Gonocytes (or prospermatogonia) are the precursors to spermatogonial stem cells (SSCs), which provide the foundation for spermatogenesis through their ability to both self-renew and generate daughter cells. Despite their relative importance, the regulatory mechanisms that govern gonocyte maintenance and transition to SSCs are poorly understood. Recently, we reported that constitutive activation of NOTCH1 signaling in Sertoli cells causes gonocyte exit from quiescence--the first suggestion of the potential role of this signaling pathway in the testis. This Extra View will review what is known about NOTCH signaling, particularly in Sertoli cells and germ cells in the testes, by providing a background on germ cell biology and a summary of our recently published data on NOTCH1 signaling in Sertoli cells. We also describe additional data showing that aberrant proliferation and differentiation of gonocytes in response to constitutive activation of NOTCH1 signaling in Sertoli cells involves de novo expression of cell cycle proteins and a marked upregulation of the KIT receptor. These data further suggest that NOTCH signaling orchestrates a dynamic balance between maintenance and differentiation of gonocytes in the perinatal testis.
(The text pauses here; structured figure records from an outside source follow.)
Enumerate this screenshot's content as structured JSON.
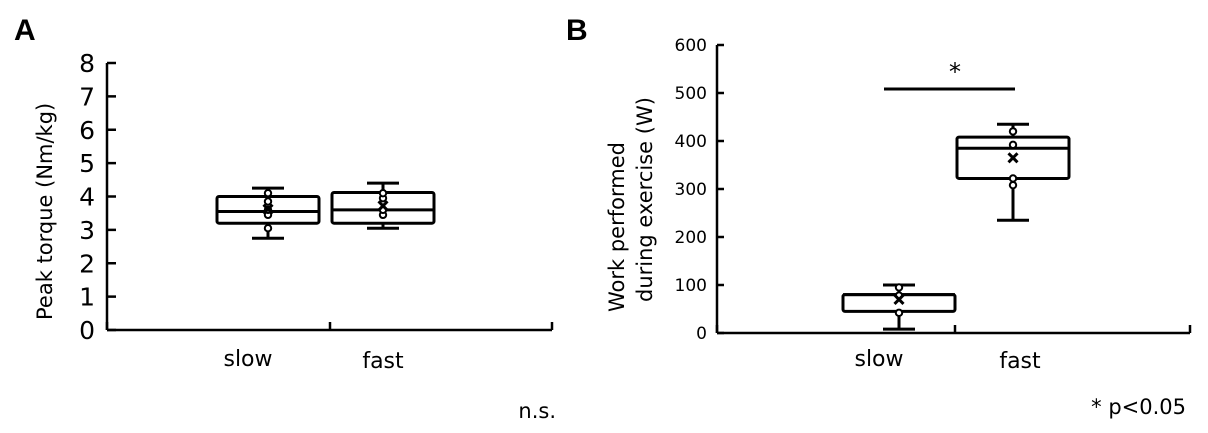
{
  "chart_data": [
    {
      "type": "box",
      "panel": "A",
      "ylabel": "Peak torque (Nm/kg)",
      "ylim": [
        0,
        8
      ],
      "yticks": [
        "0",
        "1",
        "2",
        "3",
        "4",
        "5",
        "6",
        "7",
        "8"
      ],
      "categories": [
        "slow",
        "fast"
      ],
      "boxes": [
        {
          "name": "slow",
          "min": 2.75,
          "q1": 3.2,
          "median": 3.55,
          "q3": 4.0,
          "max": 4.25,
          "mean": 3.62,
          "points": [
            3.05,
            3.45,
            3.6,
            3.85,
            4.1
          ]
        },
        {
          "name": "fast",
          "min": 3.05,
          "q1": 3.2,
          "median": 3.6,
          "q3": 4.12,
          "max": 4.4,
          "mean": 3.72,
          "points": [
            3.45,
            3.6,
            3.95,
            4.1
          ]
        }
      ],
      "annotation": "n.s."
    },
    {
      "type": "box",
      "panel": "B",
      "ylabel": "Work performed during exercise (W)",
      "ylabel_lines": [
        "Work performed",
        "during exercise (W)"
      ],
      "ylim": [
        0,
        600
      ],
      "yticks": [
        "0",
        "100",
        "200",
        "300",
        "400",
        "500",
        "600"
      ],
      "categories": [
        "slow",
        "fast"
      ],
      "boxes": [
        {
          "name": "slow",
          "min": 8,
          "q1": 45,
          "median": 80,
          "q3": 80,
          "max": 100,
          "mean": 70,
          "points": [
            42,
            78,
            95
          ]
        },
        {
          "name": "fast",
          "min": 235,
          "q1": 322,
          "median": 385,
          "q3": 408,
          "max": 435,
          "mean": 365,
          "points": [
            308,
            322,
            392,
            420
          ]
        }
      ],
      "significance": "*",
      "annotation": "* p<0.05"
    }
  ]
}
Keywords: CCND1; NOTCH signaling; Sertoli cell; gonocyte; mitotic arrest; testis development.

Figure 1. Aberrant germ cell proliferation and differentiation in AMH-NICD1 testes involves CCND1 and CCND3, but not CCNB3. (A–R) Immunofluorescence images of control (Rosa^NICD/+) (A–C, G–I, and M–O) and AMH-NICD1 (Amh-cre;Rosa^NICD/+) (D–F, J–L, P–R) testis sections at E15.5, showing CCNB3 (A–F; green), CCND1 (G–L; green), CCND3 (M–R; green), germ cell nuclear antigen (GCNA; A–R; red), and DAPI (A–R; blue) staining. Scale bars represent 100 µm. Higher magnification inset in upper right of each image. Immunostainings are representative of at least 6 separate gonad cross-sections, from at least 3 separate fetuses.
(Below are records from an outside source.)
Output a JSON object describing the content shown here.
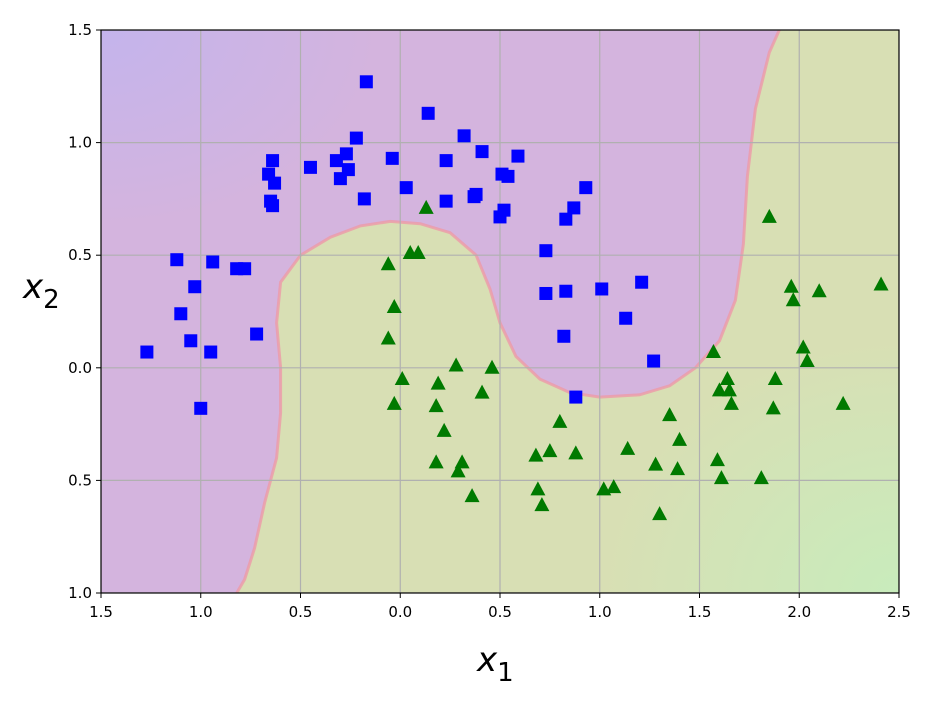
{
  "chart_data": {
    "type": "scatter",
    "title": "",
    "xlabel": "x",
    "xlabel_sub": "1",
    "ylabel": "x",
    "ylabel_sub": "2",
    "xlim": [
      -1.5,
      2.5
    ],
    "ylim": [
      -1.0,
      1.5
    ],
    "grid": true,
    "x_ticks": [
      -1.5,
      -1.0,
      -0.5,
      0.0,
      0.5,
      1.0,
      1.5,
      2.0,
      2.5
    ],
    "y_ticks": [
      -1.0,
      -0.5,
      0.0,
      0.5,
      1.0,
      1.5
    ],
    "x_tick_labels": [
      "1.5",
      "1.0",
      "0.5",
      "0.0",
      "0.5",
      "1.0",
      "1.5",
      "2.0",
      "2.5"
    ],
    "y_tick_labels": [
      "1.0",
      "0.5",
      "0.0",
      "0.5",
      "1.0",
      "1.5"
    ],
    "colors": {
      "class0_marker": "#0000ff",
      "class1_marker": "#007a00",
      "region_class0": "#d4b4de",
      "region_class1": "#d8dfb4",
      "region_class0_far": "#c4b4ec",
      "region_class1_far": "#c8ecbc",
      "boundary": "#ee9aa8",
      "grid": "#b0b0b0"
    },
    "decision_boundary": [
      [
        -0.82,
        -1.0
      ],
      [
        -0.78,
        -0.94
      ],
      [
        -0.73,
        -0.8
      ],
      [
        -0.68,
        -0.6
      ],
      [
        -0.62,
        -0.4
      ],
      [
        -0.6,
        -0.2
      ],
      [
        -0.6,
        0.0
      ],
      [
        -0.62,
        0.2
      ],
      [
        -0.6,
        0.38
      ],
      [
        -0.5,
        0.5
      ],
      [
        -0.35,
        0.58
      ],
      [
        -0.2,
        0.63
      ],
      [
        -0.05,
        0.65
      ],
      [
        0.1,
        0.64
      ],
      [
        0.25,
        0.6
      ],
      [
        0.38,
        0.5
      ],
      [
        0.45,
        0.35
      ],
      [
        0.5,
        0.2
      ],
      [
        0.58,
        0.05
      ],
      [
        0.7,
        -0.05
      ],
      [
        0.85,
        -0.11
      ],
      [
        1.0,
        -0.13
      ],
      [
        1.2,
        -0.12
      ],
      [
        1.35,
        -0.08
      ],
      [
        1.48,
        0.0
      ],
      [
        1.6,
        0.12
      ],
      [
        1.68,
        0.3
      ],
      [
        1.72,
        0.55
      ],
      [
        1.74,
        0.85
      ],
      [
        1.78,
        1.15
      ],
      [
        1.85,
        1.4
      ],
      [
        1.9,
        1.5
      ]
    ],
    "series": [
      {
        "marker": "square",
        "color": "#0000ff",
        "points": [
          [
            -1.27,
            0.07
          ],
          [
            -1.12,
            0.48
          ],
          [
            -1.1,
            0.24
          ],
          [
            -1.05,
            0.12
          ],
          [
            -1.03,
            0.36
          ],
          [
            -1.0,
            -0.18
          ],
          [
            -0.95,
            0.07
          ],
          [
            -0.94,
            0.47
          ],
          [
            -0.82,
            0.44
          ],
          [
            -0.78,
            0.44
          ],
          [
            -0.72,
            0.15
          ],
          [
            -0.66,
            0.86
          ],
          [
            -0.65,
            0.74
          ],
          [
            -0.64,
            0.72
          ],
          [
            -0.64,
            0.92
          ],
          [
            -0.63,
            0.82
          ],
          [
            -0.45,
            0.89
          ],
          [
            -0.32,
            0.92
          ],
          [
            -0.3,
            0.84
          ],
          [
            -0.27,
            0.95
          ],
          [
            -0.26,
            0.88
          ],
          [
            -0.22,
            1.02
          ],
          [
            -0.18,
            0.75
          ],
          [
            -0.17,
            1.27
          ],
          [
            -0.04,
            0.93
          ],
          [
            0.03,
            0.8
          ],
          [
            0.14,
            1.13
          ],
          [
            0.23,
            0.74
          ],
          [
            0.23,
            0.92
          ],
          [
            0.32,
            1.03
          ],
          [
            0.37,
            0.76
          ],
          [
            0.38,
            0.77
          ],
          [
            0.41,
            0.96
          ],
          [
            0.5,
            0.67
          ],
          [
            0.51,
            0.86
          ],
          [
            0.52,
            0.7
          ],
          [
            0.54,
            0.85
          ],
          [
            0.59,
            0.94
          ],
          [
            0.73,
            0.52
          ],
          [
            0.73,
            0.33
          ],
          [
            0.82,
            0.14
          ],
          [
            0.83,
            0.66
          ],
          [
            0.83,
            0.34
          ],
          [
            0.87,
            0.71
          ],
          [
            0.88,
            -0.13
          ],
          [
            0.93,
            0.8
          ],
          [
            1.01,
            0.35
          ],
          [
            1.13,
            0.22
          ],
          [
            1.21,
            0.38
          ],
          [
            1.27,
            0.03
          ]
        ]
      },
      {
        "marker": "triangle",
        "color": "#007a00",
        "points": [
          [
            -0.06,
            0.13
          ],
          [
            -0.06,
            0.46
          ],
          [
            -0.03,
            0.27
          ],
          [
            -0.03,
            -0.16
          ],
          [
            0.01,
            -0.05
          ],
          [
            0.05,
            0.51
          ],
          [
            0.09,
            0.51
          ],
          [
            0.13,
            0.71
          ],
          [
            0.18,
            -0.42
          ],
          [
            0.18,
            -0.17
          ],
          [
            0.19,
            -0.07
          ],
          [
            0.22,
            -0.28
          ],
          [
            0.28,
            0.01
          ],
          [
            0.29,
            -0.46
          ],
          [
            0.31,
            -0.42
          ],
          [
            0.36,
            -0.57
          ],
          [
            0.41,
            -0.11
          ],
          [
            0.46,
            0.0
          ],
          [
            0.68,
            -0.39
          ],
          [
            0.69,
            -0.54
          ],
          [
            0.71,
            -0.61
          ],
          [
            0.75,
            -0.37
          ],
          [
            0.8,
            -0.24
          ],
          [
            0.88,
            -0.38
          ],
          [
            1.02,
            -0.54
          ],
          [
            1.07,
            -0.53
          ],
          [
            1.14,
            -0.36
          ],
          [
            1.28,
            -0.43
          ],
          [
            1.3,
            -0.65
          ],
          [
            1.35,
            -0.21
          ],
          [
            1.39,
            -0.45
          ],
          [
            1.4,
            -0.32
          ],
          [
            1.57,
            0.07
          ],
          [
            1.59,
            -0.41
          ],
          [
            1.6,
            -0.1
          ],
          [
            1.61,
            -0.49
          ],
          [
            1.64,
            -0.05
          ],
          [
            1.65,
            -0.1
          ],
          [
            1.66,
            -0.16
          ],
          [
            1.81,
            -0.49
          ],
          [
            1.85,
            0.67
          ],
          [
            1.87,
            -0.18
          ],
          [
            1.88,
            -0.05
          ],
          [
            1.96,
            0.36
          ],
          [
            1.97,
            0.3
          ],
          [
            2.02,
            0.09
          ],
          [
            2.04,
            0.03
          ],
          [
            2.1,
            0.34
          ],
          [
            2.22,
            -0.16
          ],
          [
            2.41,
            0.37
          ]
        ]
      }
    ]
  }
}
Figure 2. Germ cells in AMH-NICD1 testes express KIT at high levels in a subpopulation of germ cells. (A–F) Immunofluorescence images of control (Rosa^NICD/+) (A–C) and AMH-NICD1 (Amh-cre;Rosa^NICD/+) (D–F) testis sections at E15.5, showing KIT (green), germ cell nuclear antigen (GCNA; red), and DAPI (blue) staining. Scale bars represent 100 µm. Areas outlined in panels (B and E) are magnified 4 times in panels (C and F), rotated 90° clockwise and counter-clockwise, respectively. Immunostainings are representative of at least 6 separate gonad cross-sections, from at least 3 separate fetuses.

Figure 3. Model depicting the possible role of NOTCH signaling in Sertoli cells before birth. Previous studies have shown that FGF2 induces GDNF production, and that SOX9/SF1 induces CYP26B1 expression by Sertoli cells. Our data suggest NOTCH1 signaling is a negative regulator of GDNF and CYP26B1, which balances the effects of FGF2 and SOX9/SF1. This normally results in gonocyte maintenance in the quiescent, undifferentiated state. However, overactivation of NOTCH1 signaling further suppresses the expression of GDNF and CYP26B1, which induces direct differentiation into KIT-expressing proliferating spermatogonia.